Azure Event Hubs Concepts

Partitioning in Azure Event Hubs

Partitioning is a fundamental concept in Azure Event Hubs that enables high throughput and scalability for event ingestion and processing. An Event Hub is divided into one or more partitions. These partitions are the primary unit of parallelism in Event Hubs.

How Partitioning Works

Each partition is an ordered, immutable sequence of events. Events are appended to a partition and can be read from it. A key aspect of partitioning is that events with the same partition key are guaranteed to be stored and delivered to the same partition. This ordering guarantee is crucial for many event-driven scenarios where the sequence of related events matters.
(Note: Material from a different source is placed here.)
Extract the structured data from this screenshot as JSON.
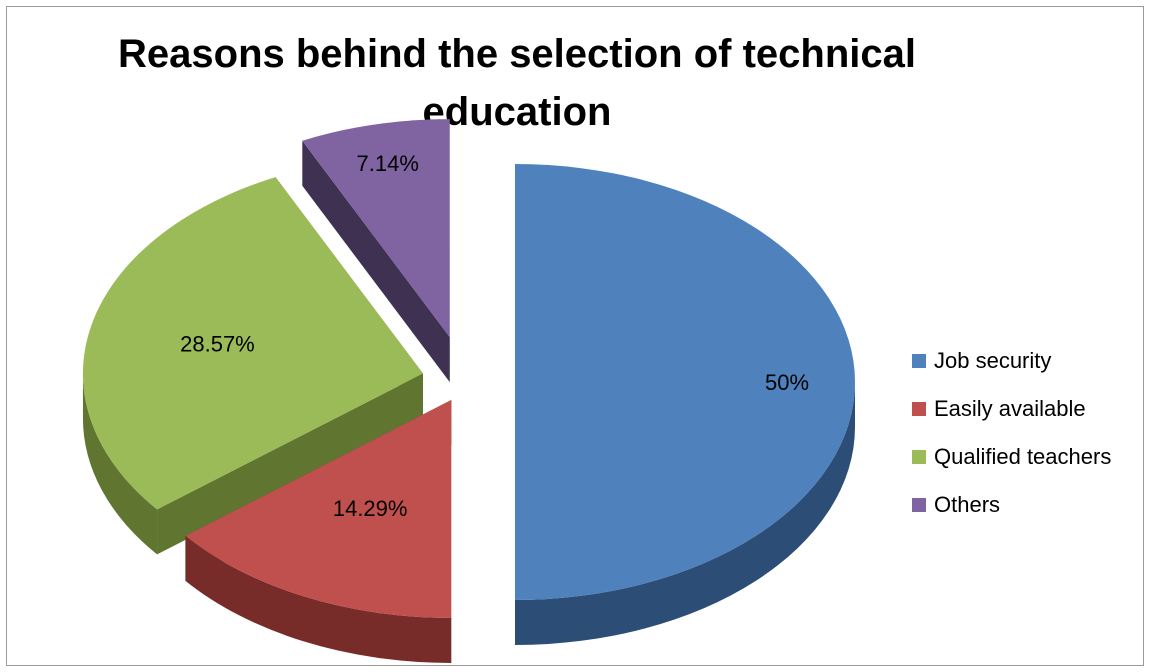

When you create an Event Hub, you specify the number of partitions. This number cannot be changed after creation. The maximum number of partitions is determined by the Event Hubs tier:

  • Basic and Standard tiers: Up to 32 partitions.
  • Premium tier: Up to 1024 partitions (depending on the namespace configuration).
  • Dedicated tier: Up to 4096 partitions (depending on the namespace configuration).

Benefits of Partitioning

  • Scalability: By increasing the number of partitions, you can increase the overall throughput of your Event Hub. Multiple partitions can handle incoming events concurrently.
  • Parallel Processing: Consumers can read from multiple partitions in parallel, allowing for faster processing of event streams.
  • Ordered Delivery: Events within a single partition are always delivered in the order they were received, respecting the partition key.
  • Load Balancing: Event Hubs automatically distributes events across partitions, providing a form of load balancing for incoming traffic.

Choosing a Partition Key

The partition key is a string value that is used to determine which partition an event is sent to. If no partition key is provided when publishing an event, Event Hubs will assign it to a partition in a round-robin fashion. However, to ensure events that are related logically are processed in order, you should choose a partition key.

Good candidates for partition keys include:

  • A user ID
  • A device ID
  • A session ID
  • Any other identifier that represents a logical grouping of events.
Diagram showing Event Hubs partitioning

Illustrative diagram of Event Hubs partitioning.

Partitioning and Consumer Groups

Each consumer group in an Event Hub reads from all partitions. However, within a consumer group, only one consumer instance (or event processor) will read from a specific partition at any given time. This ensures that events within a partition are processed exactly once by the consumers within that group.

Considerations

  • Fixed Number of Partitions: Once an Event Hub is created, the number of partitions cannot be changed. If you anticipate needing more partitions later, you should plan accordingly during the initial creation.
  • Partition Key Hotspots: If your partition key distributes events unevenly, one partition might become a bottleneck. Carefully choose your partition key to ensure balanced distribution.
  • Maximum Throughput per Partition: While the total throughput of an Event Hub scales with partitions, each partition has its own ingest and egress limits.

Understanding partitioning is key to designing scalable and efficient event-driven applications with Azure Event Hubs. For more details on publishing and consuming events with partition keys, refer to the Azure Event Hubs SDK documentation.